30 July 2015

Streaming recyclers among the consuming public

This unwelcome bin began showing up early July 2015 under the 3 year contract with the town government to replace the recycle tubs (18 gallon capacity). Whereas the tubs could hold a week or more's worth of plastics, glass, paper products and metals, these new 96 gallon behemoths may well fill up only every 4-6 weeks. Having fewer stops to make on the route saves the company time and personnel costs, but it falls to the householder to put the eyesore someplace in the meantime. Around this same time a radio talkshow with recyclers in Washington, DC and in Seattle came to the conclusion that the move to supersize the bins did not produce savings as planned because residents grew more careless about sorting and preparing things for the curbside pick-up. As a result, the sorting facility had to filter out the contaminants (non-recyclables). The upshot is that what once just about paid for itself (value of materials equaled the costs to run the service) now ended up costing more to run than the original tub-based system. Going bigger just seems to mean less care, and more consumption.

walking through Clinton County 4H Fair, July 27-31, 2015

The trend to live in cities rather than farms began with the factory jobs offered when industrial power and methods of producing and distributing goods took off in the middle and later 1800s. For middle Michigan, perhaps the process of urbanization was slower. And while automobile factories drew shift workers from surrounding bedroom communities, the local livestock auctions and farm servicing companies carried on until the Great Depression and WWII conscription and war production pulled even more off the farmland. And yet during all these years the 4H movement established itself, originally as a way to introduce new methods and infrastructure to farmers by getting the kids to learn in the local clubs. But the times changed and unified TV viewing experience of a few channels expanded with video tapes and then DVD recordings, followed by a cable channel plethora and then Internet and most recently streaming services. With these competing sources of information and entertainment, the delight from face-to-face, cooperative effort seemed to be displaced or somehow was less insistent than the blinking and beeping electricity-powered sources for spending one's time.
       This walkthough of the fair grounds mid-morning and mid-week (Wednesday) shows a quieter scene that one might have seen 15 or 30 years earlier when summer vacations consisted of local kids looking for interesting things to say, do, or watch.
       Highlights include passing glimpses of the dairy pavilion (left hand side) and the viewing stands (right hand side) while the young people in the ring are showing their quaffed and cleaned animals to the judges for comment and evaluation.

18 July 2015













Early July scene mid-week along highway M-115 in Cadillac, Michigan at William Mitchell State Park.

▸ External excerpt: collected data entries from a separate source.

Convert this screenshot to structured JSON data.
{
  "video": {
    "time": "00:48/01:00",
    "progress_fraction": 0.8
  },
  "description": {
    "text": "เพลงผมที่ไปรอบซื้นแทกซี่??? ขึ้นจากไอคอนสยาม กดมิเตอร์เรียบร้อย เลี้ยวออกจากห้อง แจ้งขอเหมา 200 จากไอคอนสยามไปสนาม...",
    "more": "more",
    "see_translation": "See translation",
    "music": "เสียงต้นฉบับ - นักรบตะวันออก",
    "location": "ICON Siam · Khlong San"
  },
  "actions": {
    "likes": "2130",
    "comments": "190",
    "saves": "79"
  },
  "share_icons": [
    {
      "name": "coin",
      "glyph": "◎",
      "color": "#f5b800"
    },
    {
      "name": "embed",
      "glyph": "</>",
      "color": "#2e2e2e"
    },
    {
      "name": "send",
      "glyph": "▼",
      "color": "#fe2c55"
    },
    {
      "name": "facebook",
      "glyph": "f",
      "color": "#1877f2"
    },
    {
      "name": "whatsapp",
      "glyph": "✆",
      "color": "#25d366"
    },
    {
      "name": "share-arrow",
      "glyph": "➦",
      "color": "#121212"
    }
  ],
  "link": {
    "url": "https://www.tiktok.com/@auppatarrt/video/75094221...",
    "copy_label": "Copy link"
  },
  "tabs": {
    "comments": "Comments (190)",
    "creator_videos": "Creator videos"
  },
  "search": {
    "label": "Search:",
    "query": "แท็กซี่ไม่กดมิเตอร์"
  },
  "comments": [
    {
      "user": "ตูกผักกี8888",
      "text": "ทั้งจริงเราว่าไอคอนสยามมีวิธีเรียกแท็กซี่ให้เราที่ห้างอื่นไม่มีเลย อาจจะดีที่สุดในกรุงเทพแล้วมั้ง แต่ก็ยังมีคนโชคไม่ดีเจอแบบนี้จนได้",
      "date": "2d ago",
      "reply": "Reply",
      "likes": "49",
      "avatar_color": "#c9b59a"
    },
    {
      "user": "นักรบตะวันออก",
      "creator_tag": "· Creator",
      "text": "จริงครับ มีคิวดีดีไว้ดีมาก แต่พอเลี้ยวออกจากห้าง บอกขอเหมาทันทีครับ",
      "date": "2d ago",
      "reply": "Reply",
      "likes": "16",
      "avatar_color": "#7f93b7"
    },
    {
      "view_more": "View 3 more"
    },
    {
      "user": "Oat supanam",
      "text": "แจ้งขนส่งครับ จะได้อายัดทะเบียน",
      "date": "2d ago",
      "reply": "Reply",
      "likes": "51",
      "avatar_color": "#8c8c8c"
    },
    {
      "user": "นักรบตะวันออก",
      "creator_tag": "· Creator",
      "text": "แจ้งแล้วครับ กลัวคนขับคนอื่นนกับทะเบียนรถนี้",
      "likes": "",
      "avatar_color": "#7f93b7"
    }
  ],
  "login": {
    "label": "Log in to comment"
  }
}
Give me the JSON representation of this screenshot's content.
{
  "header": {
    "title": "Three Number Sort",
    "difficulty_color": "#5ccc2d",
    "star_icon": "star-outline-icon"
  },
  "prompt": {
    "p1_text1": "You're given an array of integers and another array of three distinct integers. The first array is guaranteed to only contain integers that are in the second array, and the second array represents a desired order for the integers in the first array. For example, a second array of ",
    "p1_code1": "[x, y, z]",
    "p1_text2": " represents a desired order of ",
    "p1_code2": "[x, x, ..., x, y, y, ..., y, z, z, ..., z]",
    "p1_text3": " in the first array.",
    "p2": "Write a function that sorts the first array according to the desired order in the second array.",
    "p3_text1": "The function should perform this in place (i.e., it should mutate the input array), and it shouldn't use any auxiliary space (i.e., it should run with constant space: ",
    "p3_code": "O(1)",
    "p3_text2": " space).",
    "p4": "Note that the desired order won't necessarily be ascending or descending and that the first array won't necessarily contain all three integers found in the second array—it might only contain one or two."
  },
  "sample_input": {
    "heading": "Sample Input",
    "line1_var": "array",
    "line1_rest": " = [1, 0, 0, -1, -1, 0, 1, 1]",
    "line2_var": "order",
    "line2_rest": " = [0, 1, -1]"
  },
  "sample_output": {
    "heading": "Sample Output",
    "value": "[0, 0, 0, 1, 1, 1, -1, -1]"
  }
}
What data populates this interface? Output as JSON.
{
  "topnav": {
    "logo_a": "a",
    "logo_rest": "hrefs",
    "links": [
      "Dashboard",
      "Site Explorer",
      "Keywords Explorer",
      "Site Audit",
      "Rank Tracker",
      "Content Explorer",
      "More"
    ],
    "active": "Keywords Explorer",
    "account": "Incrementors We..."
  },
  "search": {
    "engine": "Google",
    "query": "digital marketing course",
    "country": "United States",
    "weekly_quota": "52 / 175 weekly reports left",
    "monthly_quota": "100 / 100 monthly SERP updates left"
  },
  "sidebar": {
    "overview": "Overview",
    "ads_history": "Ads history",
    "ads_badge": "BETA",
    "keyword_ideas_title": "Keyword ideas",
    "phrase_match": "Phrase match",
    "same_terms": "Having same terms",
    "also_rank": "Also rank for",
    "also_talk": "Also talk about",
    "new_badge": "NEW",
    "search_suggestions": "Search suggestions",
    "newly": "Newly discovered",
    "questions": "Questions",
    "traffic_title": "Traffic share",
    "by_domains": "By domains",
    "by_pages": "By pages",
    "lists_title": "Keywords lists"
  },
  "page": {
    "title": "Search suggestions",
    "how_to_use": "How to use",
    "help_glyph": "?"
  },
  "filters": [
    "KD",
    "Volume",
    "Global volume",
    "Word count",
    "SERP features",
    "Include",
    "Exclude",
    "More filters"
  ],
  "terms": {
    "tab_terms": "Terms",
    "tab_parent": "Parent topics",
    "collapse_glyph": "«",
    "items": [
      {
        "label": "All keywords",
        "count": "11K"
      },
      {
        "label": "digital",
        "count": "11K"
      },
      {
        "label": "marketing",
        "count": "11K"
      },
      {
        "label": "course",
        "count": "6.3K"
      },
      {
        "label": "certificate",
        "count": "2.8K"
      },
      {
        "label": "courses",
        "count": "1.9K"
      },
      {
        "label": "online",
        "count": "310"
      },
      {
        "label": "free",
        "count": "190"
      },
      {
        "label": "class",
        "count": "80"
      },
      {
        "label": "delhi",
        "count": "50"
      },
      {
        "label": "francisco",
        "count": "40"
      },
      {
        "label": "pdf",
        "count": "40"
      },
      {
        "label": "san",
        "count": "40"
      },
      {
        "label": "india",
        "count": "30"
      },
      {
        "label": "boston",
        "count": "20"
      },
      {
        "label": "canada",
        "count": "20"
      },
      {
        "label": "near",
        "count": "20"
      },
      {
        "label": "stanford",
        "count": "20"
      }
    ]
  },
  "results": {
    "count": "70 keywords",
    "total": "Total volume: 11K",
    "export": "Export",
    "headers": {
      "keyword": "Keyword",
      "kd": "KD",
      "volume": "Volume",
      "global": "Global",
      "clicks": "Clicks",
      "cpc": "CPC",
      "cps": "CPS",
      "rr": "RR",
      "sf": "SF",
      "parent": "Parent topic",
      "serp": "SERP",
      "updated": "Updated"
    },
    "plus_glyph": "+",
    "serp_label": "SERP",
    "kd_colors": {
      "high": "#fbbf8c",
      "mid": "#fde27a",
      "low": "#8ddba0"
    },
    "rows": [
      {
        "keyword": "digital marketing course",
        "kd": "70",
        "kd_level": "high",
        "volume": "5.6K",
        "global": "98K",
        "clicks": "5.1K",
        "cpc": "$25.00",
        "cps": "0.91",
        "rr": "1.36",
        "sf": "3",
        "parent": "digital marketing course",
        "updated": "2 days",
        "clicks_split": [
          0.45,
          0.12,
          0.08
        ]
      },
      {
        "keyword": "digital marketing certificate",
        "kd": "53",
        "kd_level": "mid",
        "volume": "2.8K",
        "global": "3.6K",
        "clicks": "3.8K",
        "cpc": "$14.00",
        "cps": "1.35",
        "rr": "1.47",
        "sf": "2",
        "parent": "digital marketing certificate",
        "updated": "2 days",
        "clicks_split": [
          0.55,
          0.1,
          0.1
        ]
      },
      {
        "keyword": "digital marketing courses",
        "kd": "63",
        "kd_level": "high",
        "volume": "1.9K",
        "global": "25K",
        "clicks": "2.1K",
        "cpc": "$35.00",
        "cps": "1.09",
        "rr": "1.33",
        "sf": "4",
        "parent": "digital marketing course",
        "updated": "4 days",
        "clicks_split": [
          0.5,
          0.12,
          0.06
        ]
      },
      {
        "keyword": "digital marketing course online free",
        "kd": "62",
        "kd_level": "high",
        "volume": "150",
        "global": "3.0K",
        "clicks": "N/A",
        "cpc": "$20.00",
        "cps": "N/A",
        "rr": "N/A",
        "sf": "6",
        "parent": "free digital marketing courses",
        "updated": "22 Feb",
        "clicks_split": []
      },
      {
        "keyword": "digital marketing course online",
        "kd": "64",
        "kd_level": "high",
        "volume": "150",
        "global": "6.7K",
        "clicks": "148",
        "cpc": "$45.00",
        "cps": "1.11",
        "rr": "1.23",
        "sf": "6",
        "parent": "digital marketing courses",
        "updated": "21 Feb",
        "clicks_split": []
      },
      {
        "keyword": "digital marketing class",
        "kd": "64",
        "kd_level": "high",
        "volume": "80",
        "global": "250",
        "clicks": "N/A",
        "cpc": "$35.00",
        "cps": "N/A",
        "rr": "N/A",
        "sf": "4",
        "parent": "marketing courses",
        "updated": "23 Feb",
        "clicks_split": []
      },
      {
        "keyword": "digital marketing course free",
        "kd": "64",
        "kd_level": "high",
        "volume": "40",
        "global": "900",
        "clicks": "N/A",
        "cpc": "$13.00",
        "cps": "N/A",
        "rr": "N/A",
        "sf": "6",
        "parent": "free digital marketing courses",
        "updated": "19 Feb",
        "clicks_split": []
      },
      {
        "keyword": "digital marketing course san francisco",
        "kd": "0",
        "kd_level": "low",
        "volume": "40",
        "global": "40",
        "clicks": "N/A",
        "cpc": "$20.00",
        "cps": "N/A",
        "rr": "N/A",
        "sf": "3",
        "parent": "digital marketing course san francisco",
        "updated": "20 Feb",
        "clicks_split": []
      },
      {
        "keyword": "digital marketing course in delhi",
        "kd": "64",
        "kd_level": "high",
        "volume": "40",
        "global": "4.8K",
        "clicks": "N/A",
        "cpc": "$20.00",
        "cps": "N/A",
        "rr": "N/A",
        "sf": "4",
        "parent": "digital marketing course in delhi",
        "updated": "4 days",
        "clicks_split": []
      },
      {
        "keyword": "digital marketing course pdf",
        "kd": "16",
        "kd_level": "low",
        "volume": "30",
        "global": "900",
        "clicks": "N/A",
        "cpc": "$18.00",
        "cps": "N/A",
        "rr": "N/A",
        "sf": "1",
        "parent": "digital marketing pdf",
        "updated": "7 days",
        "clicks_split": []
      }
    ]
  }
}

To join the others under the trees and walking distance from the two lakes that straddle the isthmus most people buy, borrow, or rent a camping trailer or RV (recreation vehicle). The section reserved for tenters (people sleeping under nylon or canvas) is relatively small and hard to see by comparison to the wheeled, portable living spaces shown here. The convenience of having a familiar place to sleep, cook, and take care of some personal grooming gives campers reason to haul their trailer north from time to time on the weekend or for whole weeks at a time. It is hard to beat the feeling of certainty and security with light, heat, water and electricity all in one place, especially when the outdoors is less than glorious. And yet there is the view that your means will affect your ends; that is, the manner in which you conduct your life affects the kinds of things that are visible or audible in your experience. By analogy and using the "life is a journey" metaphor, the person traveling on foot v. noisy motorbike v. biplane v. jumbo jet will all have different experiences of a place. So too of camping - the more gear that separates you from the elements, the less of those textures and rhythms will you perceive. Thus to live in or a few steps away from a camper which is neatly parked next to other ones is bound to be a different experience to living out of a tent with few tenters nearby.